Aerospace Engineering – (M.Sc.)

Contents

The structure of the programme consists of a set of courses to enhance basic skills as well as give an introduction to various aspects of aerospace engineering. The basic courses are compulsory and constitute about one third of the course work. Optional courses to be selected are grouped together in four different packages corresponding to a further specialisation in the direction of aeronautics, space, structures or systems. Finally, there is a Master's thesis project corresponding to 30 ECTS (see below).

Course overview
The purpose of the basic curriculum is to give a broad and interesting introduction to the field before you decide on a more specific track. In the first semester of the program, you take one introductory course in each discipline (aeronautics, space, structures and systems). Further, a course in theory and methodology of science is included in the second year, which is compulsory for all master students at KTH. The basic curriculum includes the following courses:

* Rocket science
* Lightweight structures and FEM
* Fundamentals of flight
* Systems engineering
* Theory and methodology of science

Aeronautics

The aeronautics track focuses on modeling, analysis and design of aircraft.
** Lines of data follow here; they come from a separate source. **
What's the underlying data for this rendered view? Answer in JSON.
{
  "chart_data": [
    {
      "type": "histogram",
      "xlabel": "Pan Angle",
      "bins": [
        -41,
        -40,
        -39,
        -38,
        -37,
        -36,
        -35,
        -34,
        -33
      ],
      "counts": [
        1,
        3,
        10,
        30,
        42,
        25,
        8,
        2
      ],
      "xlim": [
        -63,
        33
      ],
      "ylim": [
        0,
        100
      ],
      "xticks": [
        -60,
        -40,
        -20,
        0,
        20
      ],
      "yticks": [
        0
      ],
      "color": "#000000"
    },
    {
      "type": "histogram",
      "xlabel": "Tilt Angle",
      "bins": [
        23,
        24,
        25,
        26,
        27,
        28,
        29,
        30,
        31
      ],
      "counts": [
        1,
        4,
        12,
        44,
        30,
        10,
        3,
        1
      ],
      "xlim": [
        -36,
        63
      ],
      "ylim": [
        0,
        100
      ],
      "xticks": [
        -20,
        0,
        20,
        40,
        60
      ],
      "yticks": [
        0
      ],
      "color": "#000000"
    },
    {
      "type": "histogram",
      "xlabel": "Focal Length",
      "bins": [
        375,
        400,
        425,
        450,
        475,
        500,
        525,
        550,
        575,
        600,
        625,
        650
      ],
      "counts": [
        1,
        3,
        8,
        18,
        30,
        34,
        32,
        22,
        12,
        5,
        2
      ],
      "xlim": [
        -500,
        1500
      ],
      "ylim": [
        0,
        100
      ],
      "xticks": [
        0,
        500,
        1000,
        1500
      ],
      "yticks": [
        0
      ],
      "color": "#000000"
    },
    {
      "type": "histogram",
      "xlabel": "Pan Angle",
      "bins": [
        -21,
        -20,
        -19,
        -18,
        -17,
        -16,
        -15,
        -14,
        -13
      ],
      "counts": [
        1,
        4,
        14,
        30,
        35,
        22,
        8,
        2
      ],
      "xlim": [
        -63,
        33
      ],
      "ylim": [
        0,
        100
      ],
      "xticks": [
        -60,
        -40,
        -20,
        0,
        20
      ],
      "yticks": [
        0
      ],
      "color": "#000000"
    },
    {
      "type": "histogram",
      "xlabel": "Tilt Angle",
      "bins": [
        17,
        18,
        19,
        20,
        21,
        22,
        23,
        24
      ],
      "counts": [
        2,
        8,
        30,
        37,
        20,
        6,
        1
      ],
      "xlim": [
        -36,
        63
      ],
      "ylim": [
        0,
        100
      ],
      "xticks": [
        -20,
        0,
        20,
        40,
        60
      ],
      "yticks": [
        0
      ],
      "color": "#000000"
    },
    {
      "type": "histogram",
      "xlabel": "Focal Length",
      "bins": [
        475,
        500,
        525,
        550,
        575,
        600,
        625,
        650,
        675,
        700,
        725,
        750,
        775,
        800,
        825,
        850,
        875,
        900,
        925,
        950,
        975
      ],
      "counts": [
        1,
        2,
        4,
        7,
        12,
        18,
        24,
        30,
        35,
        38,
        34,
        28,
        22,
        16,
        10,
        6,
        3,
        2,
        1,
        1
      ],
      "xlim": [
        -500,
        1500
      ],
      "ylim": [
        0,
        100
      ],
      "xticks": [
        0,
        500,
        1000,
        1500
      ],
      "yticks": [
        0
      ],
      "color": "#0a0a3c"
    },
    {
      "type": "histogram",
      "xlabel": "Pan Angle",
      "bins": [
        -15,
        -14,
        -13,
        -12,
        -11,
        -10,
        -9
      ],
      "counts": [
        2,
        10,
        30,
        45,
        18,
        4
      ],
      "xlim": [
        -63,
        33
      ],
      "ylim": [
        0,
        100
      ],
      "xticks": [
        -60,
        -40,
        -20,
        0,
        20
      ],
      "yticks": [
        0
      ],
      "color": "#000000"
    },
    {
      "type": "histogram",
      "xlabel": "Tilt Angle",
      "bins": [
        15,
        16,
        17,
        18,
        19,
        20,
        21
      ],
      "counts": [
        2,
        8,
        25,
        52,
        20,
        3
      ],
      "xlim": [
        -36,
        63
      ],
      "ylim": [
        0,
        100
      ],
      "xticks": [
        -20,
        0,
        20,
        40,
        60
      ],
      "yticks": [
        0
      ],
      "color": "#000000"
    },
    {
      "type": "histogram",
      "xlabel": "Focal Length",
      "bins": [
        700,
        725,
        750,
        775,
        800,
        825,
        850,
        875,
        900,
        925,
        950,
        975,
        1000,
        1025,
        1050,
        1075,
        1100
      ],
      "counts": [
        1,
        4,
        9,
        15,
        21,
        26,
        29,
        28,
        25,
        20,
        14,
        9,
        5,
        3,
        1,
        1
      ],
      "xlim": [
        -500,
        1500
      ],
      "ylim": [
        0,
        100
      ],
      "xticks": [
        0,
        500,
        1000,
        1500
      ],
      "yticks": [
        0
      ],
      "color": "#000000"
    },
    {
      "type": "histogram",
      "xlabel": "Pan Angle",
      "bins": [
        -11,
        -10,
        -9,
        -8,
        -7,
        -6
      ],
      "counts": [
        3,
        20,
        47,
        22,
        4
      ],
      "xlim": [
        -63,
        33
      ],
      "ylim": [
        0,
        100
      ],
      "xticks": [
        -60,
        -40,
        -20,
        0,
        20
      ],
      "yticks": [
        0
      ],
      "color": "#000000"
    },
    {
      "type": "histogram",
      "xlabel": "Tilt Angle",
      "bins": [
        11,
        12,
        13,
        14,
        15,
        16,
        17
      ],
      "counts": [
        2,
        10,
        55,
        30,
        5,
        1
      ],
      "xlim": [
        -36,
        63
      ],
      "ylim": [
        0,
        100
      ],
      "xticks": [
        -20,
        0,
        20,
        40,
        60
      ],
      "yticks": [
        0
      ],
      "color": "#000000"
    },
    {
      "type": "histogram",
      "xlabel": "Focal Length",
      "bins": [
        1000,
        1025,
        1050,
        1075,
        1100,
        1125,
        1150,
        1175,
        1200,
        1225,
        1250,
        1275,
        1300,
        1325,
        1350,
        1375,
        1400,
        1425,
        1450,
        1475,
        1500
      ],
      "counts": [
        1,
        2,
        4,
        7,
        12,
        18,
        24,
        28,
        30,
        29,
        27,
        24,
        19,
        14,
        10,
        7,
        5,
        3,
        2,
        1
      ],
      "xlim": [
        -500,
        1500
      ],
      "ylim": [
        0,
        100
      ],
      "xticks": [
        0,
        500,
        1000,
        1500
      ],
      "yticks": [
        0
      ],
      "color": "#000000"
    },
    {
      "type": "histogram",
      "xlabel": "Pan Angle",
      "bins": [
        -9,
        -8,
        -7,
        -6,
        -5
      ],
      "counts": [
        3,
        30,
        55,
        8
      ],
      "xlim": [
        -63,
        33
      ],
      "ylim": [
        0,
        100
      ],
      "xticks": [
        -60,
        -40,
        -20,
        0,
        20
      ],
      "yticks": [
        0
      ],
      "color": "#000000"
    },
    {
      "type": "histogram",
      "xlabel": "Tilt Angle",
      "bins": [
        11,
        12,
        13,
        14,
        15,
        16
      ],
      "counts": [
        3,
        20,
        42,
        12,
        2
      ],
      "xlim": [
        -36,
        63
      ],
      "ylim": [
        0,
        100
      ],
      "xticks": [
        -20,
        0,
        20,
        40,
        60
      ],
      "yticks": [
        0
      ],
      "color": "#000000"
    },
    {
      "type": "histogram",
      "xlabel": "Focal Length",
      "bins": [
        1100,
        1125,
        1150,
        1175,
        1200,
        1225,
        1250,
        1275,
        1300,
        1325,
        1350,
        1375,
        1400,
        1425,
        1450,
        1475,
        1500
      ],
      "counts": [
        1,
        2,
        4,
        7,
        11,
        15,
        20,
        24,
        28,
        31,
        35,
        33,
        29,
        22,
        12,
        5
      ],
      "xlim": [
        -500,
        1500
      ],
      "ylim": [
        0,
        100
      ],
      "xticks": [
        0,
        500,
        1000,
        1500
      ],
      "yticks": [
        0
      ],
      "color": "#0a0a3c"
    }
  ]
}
The overall objectives are that you should be able to design and estimate the performance of an aircraft, compute its aerodynamic properties, simulate its motion in flight, and analyze how its aerodynamic and structural properties influence stability and control. The track is characterized by a strong interaction between theory and practice, and you will plan, perform and evaluate several wind tunnel tests during your education. An engineer with this profile is particularly attractive to companies working in aerodynamics and aeronautics. Some of the aeronautical courses are:

* Experimental aerodynamics
* Computational aerodynamics
* Flight mechanics

Space
The overall objectives of the space track are that you should be able to size and carry out a performance analysis of spacecraft, in particular rockets, and plan a geocentric or interplanetary space mission on a conceptual level. You will develop knowledge and skills in orbital mechanics and spacecraft dynamics. Particular emphasis is put on the space environment and spacecraft engineering for small and medium size satellites, including their design, instrumentation, navigation and control. As part of the courses in spacecraft engineering, you will also perform experiments in order to investigate for example power requirements, as well as thermal and radiation effects. An engineer with this profile is particularly attractive to companies working with spacecraft and satellite technology. Examples of courses in this track are:

* Space physics
* Space environment and spacecraft engineering
* Spacecraft dynamics

Structures

The Structures track focuses on lightweight materials and structures for the development of new engineering solutions and products. Reduced structural weight can be translated into improved structural efficiency, reduced costs for production and maintenance, and reduced environmental impact. Emphasis is put on fibre composites, non-metallic materials and sandwich structures, often used in constructions with extreme requirements. Overall, the student will develop knowledge and skills in analysis, design, optimization, materials, manufacturing and testing of lightweight structures. Fibre composites require a systems approach to the choice of materials, manufacturing processes and product design, which also prepares the student for a future role as an engineer working with development of new products or materials. A structural engineer is attractive to a large number of industries in aerospace-, naval- or automotive engineering, as well as smaller businesses working with manufacturing or innovation. Courses in the structures branch include:

* Fibre composites - analysis and design
* Fibre composites - materials and manufacturing
* Structural optimisation and sandwich design

Systems
Aircraft, rockets and satellites are very complex systems that are associated with extremely high costs for development and operation. In order to avoid incidents and costs due to malfunctions, the requirements on operational safety are extreme as well. The overall objective with the systems track is that you should be able to develop mathematical models of systems in order to perform analysis of their performance and reliability. You should also be able to use such models to improve the efficiency of complex and costly systems (for example an airline), or to design a system such that a malfunction in some part of the system only will have limited consequences for the system as a whole. An systems engineer is attractive to a large number of industries in various fields. Some of the associated courses are:

* Optimization
* Optimal control
* Control theory and practice

Master Thesis

You are finally required to perform an independent study in the form of a thesis project. The thesis project corresponds to 30 ECTS, which is equivalent to the scope of the required final project in the current Swedish civilingenjörsexamen. The purpose of the thesis project is that you should demonstrate the ability to perform independent project work, using and developing the skills obtained from the courses in the programme. The thesis topic can either be a small research project or an advanced engineering analysis or design project.

The thesis project can either be performed at a university or, more commonly, at a company in the aerospace sector with suitable infrastructure to provide sufficient supervision and resources for the project. You will have to be active in the process of finding a suitable thesis project in industry but KTH can provide some assistance in providing information about suitable points of contact. If you are an exchange student, you are recommended to find a thesis project in your country of permanent residence or in the country where you intend to start your professional career.